Gli alunni ricavano l'idea che la poesia per sua natura sia decifrabile (e innanzitutto che vada decifrata) solo se in possesso di determinati strumenti di decodifica, che sono di natura tecnica e del tutto indipendenti dalla sensibilità del lettore e dalla sua familiarità con la poesia stessa. Invece, come ogni lettore di poesia sa, c'è bisogno di una quotidiana consuetudine con i versi per comprenderne la musica e la complessità.
Per questo a scuola andrebbero innanzitutto lette tante poesie. Ai ragazzi bisognerebbe farlo ogni volta ad alta voce, permettendo loro di apprezzarne, in questo modo, anche le qualità metriche e sonore. Solo dopo tanta lettura e tanti versi detti a se stessi e agli altri, si può cominciare a giocare con le figure retoriche, molte delle quali saranno già chiare prima di saperne il nome e i meccanismi di funzionamento. Conoscere tali strumenti retorici non significa comprendere la poesia, tanto meno saperla scrivere, ma avere la possibilità di penetrare più in profondità nei suoi strati di significazione, una volta appurato che essi esistono e sono carattere essenziale dei versi.
Il lavoro scolastico produce il risultato che i ragazzi si avvicinano ai versi con l'idea, del tutto impropria, che ci sia un significato definitivo nascosto da qualche parte, che la poesia voglia dire altro da quello che leggiamo.
Alla poesia non ci si può avvicinare armati di sonde e scandagli. Il tesoro, se c'è, non è collocato in un luogo preciso, piuttosto è disseminato e si confonde con oggetti abituali e quotidiani. Meglio dunque procedere con la curiosità e il piacere di chi vuole farsi guidare in nuovi mondi, sapendo che la scoperta consiste proprio nel variare continuamente prospettiva e meta. Perché i versi ci dicano qualcosa bisogna “gettare un topo nella poesia / e osservarlo mentre cerca di uscire”.
La bella e preziosa immagine, più forte e chiara di tutte le mie precedenti parole, è di Billy Collins, poeta newyorchese tra i più amati negli Stati Uniti, autore di numerose raccolte di versi, professore di letteratura inglese al Lehman College della City University di New York.



Introduzione alla poesia

Chiedo loro di prendere una poesia
e di tenerla in alto controluce
come una diapositiva a colori

o di premere un orecchio sul suo alveare.

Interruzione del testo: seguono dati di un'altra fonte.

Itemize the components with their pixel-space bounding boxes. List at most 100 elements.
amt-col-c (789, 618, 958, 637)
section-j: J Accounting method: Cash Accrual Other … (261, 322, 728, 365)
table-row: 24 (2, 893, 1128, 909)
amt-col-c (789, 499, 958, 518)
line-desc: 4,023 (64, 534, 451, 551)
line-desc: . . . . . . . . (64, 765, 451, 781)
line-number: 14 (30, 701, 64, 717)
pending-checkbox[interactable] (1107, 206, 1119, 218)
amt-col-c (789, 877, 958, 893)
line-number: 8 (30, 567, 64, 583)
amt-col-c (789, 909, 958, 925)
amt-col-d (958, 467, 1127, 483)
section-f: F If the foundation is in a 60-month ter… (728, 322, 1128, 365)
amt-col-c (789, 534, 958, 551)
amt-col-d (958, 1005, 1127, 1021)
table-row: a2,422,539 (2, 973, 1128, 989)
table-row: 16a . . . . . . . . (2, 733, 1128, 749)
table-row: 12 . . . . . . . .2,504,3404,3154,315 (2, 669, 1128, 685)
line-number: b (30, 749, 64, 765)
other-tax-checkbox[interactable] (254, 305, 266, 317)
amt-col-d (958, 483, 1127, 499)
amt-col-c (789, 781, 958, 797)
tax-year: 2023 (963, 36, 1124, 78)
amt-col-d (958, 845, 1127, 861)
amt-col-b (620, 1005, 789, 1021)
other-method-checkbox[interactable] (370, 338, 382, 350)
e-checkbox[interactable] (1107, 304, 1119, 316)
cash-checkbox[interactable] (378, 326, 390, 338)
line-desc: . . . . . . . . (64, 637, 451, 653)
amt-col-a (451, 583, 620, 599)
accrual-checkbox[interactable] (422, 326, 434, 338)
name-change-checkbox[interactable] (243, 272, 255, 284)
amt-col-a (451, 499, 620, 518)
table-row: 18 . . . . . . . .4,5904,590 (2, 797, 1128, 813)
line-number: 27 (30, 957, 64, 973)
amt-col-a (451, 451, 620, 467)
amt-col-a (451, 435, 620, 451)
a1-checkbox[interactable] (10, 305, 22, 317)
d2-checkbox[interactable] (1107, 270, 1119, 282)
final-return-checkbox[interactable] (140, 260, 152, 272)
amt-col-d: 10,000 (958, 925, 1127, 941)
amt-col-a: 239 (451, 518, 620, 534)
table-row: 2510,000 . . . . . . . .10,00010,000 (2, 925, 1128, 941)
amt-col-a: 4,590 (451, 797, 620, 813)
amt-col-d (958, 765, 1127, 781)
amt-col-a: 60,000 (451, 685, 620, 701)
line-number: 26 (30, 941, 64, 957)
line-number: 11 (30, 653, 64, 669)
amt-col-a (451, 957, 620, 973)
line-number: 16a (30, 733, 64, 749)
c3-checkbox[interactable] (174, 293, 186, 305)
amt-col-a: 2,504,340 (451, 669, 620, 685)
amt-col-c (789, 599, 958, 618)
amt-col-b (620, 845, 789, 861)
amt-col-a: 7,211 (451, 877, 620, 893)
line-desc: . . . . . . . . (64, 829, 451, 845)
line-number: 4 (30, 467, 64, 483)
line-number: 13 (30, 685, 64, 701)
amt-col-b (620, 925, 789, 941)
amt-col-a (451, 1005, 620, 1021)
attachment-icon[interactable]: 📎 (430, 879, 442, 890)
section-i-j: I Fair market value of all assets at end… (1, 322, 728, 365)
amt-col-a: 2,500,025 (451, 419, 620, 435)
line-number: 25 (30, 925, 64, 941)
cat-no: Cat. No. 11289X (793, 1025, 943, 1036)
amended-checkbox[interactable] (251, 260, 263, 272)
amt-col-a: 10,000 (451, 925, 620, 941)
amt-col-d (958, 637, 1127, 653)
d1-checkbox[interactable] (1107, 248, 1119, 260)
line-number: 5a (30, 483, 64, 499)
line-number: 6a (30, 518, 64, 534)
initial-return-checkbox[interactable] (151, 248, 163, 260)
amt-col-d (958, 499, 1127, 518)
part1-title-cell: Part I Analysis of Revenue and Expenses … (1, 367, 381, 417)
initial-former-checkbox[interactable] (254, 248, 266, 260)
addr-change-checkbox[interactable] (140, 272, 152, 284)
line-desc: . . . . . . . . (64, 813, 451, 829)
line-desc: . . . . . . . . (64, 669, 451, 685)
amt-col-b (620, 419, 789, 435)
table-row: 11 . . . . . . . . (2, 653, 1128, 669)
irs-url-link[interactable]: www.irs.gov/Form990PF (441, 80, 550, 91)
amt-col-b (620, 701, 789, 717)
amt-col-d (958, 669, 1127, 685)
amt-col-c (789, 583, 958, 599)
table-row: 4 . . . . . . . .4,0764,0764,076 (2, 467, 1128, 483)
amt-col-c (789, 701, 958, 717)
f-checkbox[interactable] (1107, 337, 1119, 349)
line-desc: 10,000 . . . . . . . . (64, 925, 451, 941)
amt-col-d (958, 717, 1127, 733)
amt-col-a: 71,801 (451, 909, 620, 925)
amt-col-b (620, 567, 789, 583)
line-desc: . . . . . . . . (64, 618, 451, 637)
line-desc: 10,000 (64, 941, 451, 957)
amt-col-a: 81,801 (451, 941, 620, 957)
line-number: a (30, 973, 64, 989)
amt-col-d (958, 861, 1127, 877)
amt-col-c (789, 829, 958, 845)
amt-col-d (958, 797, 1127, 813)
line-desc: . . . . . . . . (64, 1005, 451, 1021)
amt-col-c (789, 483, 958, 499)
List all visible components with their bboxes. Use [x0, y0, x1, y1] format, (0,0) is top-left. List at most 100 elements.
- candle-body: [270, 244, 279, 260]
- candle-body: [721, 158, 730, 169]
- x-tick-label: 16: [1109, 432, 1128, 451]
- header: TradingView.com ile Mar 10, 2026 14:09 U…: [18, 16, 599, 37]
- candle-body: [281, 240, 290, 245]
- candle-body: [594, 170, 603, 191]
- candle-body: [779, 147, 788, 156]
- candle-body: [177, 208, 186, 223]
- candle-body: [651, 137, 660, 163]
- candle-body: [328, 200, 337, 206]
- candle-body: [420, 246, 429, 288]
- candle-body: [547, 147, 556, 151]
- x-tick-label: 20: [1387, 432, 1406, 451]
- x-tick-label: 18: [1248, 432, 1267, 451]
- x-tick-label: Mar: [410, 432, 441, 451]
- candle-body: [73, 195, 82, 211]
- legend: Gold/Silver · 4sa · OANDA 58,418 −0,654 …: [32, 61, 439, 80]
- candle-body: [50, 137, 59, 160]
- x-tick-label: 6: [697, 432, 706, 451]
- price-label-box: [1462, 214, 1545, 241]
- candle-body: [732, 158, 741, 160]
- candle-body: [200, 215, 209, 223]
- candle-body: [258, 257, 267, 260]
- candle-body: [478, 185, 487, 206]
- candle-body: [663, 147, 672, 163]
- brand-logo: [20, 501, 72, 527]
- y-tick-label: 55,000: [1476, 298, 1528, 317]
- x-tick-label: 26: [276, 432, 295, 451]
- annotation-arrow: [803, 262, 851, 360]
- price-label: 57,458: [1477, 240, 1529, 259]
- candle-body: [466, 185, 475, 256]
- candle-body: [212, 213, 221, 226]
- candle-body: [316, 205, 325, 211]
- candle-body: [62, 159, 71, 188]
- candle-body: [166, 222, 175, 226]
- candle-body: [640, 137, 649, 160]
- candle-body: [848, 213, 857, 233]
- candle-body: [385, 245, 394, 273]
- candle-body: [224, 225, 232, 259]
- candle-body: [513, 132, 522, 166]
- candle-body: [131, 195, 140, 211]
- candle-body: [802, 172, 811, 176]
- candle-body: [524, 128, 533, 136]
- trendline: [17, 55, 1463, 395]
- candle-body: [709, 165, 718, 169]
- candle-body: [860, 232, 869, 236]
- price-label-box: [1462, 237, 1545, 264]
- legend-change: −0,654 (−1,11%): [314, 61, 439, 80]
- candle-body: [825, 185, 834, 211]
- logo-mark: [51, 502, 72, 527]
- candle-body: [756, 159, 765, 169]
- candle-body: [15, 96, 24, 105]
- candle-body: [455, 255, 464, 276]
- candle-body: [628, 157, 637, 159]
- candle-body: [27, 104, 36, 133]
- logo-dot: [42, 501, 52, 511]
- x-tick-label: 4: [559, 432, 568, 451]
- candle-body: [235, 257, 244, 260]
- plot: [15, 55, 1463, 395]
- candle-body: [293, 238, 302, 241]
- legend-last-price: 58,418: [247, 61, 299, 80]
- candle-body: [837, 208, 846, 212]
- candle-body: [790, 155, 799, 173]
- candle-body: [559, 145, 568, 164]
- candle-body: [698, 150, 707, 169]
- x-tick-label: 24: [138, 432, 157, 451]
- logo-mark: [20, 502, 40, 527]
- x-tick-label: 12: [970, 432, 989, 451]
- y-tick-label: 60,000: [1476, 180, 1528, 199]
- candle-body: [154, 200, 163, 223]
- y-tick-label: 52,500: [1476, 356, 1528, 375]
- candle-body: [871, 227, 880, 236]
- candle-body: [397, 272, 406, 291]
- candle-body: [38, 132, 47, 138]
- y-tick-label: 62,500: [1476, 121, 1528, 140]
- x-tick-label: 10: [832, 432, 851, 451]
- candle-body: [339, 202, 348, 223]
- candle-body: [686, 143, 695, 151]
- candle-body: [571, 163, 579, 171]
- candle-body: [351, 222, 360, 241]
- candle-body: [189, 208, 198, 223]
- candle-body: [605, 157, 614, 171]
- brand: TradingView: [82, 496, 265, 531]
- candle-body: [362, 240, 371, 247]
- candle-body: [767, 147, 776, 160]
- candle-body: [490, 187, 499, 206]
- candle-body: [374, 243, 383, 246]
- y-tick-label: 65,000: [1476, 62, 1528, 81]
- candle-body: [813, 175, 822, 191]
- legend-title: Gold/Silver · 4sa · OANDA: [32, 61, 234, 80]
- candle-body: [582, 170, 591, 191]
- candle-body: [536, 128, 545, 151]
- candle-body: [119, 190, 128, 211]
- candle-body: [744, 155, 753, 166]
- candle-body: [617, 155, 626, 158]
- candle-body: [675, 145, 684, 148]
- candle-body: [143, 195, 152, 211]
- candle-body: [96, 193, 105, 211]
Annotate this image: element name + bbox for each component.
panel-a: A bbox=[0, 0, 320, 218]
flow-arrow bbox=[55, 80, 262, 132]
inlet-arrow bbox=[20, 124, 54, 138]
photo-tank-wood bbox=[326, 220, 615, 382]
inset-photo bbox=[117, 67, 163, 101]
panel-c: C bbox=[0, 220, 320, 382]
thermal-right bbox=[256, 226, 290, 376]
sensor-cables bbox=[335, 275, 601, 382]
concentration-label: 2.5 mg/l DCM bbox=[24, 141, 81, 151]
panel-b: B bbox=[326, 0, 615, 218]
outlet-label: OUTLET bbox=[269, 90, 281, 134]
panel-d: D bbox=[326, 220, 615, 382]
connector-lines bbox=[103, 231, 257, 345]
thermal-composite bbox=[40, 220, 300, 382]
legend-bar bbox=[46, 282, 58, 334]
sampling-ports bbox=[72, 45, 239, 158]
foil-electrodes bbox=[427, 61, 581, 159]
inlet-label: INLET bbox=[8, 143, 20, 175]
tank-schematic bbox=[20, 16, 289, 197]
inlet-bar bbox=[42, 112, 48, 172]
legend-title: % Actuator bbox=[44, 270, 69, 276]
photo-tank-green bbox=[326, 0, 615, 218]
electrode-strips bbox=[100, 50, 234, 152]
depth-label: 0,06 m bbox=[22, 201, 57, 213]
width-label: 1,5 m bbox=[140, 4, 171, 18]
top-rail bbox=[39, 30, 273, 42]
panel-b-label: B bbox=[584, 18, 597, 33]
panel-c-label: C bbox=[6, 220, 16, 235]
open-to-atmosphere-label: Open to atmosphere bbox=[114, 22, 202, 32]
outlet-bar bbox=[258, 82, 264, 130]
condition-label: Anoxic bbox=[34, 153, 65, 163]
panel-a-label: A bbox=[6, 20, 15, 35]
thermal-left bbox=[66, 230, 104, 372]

Dico loro di gettare un topo nella poesia
e osservarlo mentre tenta di uscire,

o di entrare nella stanza della poesia
e cercare a tentoni l'interruttore sul muro.

Voglio che facciano sci d'acqua
sulla superficie di una poesia e salutino
con la mano il nome dell'autore sulla spiaggia.

Ma la sola cosa che loro vogliono fare
è legarla con una corda alla sedia
e estorcerle con la tortura una confessione.

La picchiano con un tubo di gomma
per scoprire che cosa davvero vuol dire.


La lirica Introduzione alla poesia è tratta dal libro The Apple That Astonished Paris del 1988, in Italia inserita nella antologia A vela, in solitaria, intorno alla stanza, edita da Medusa nel 2006 a cura di Franco Nasi che è anche il traduttore dei versi. I versi raccontano del lavoro del professore poeta e delle aspettative degli studenti di fronte alla poesia.
Di Billy Collins nel 2011 l'editore Fazi ha pubblicato Balistica.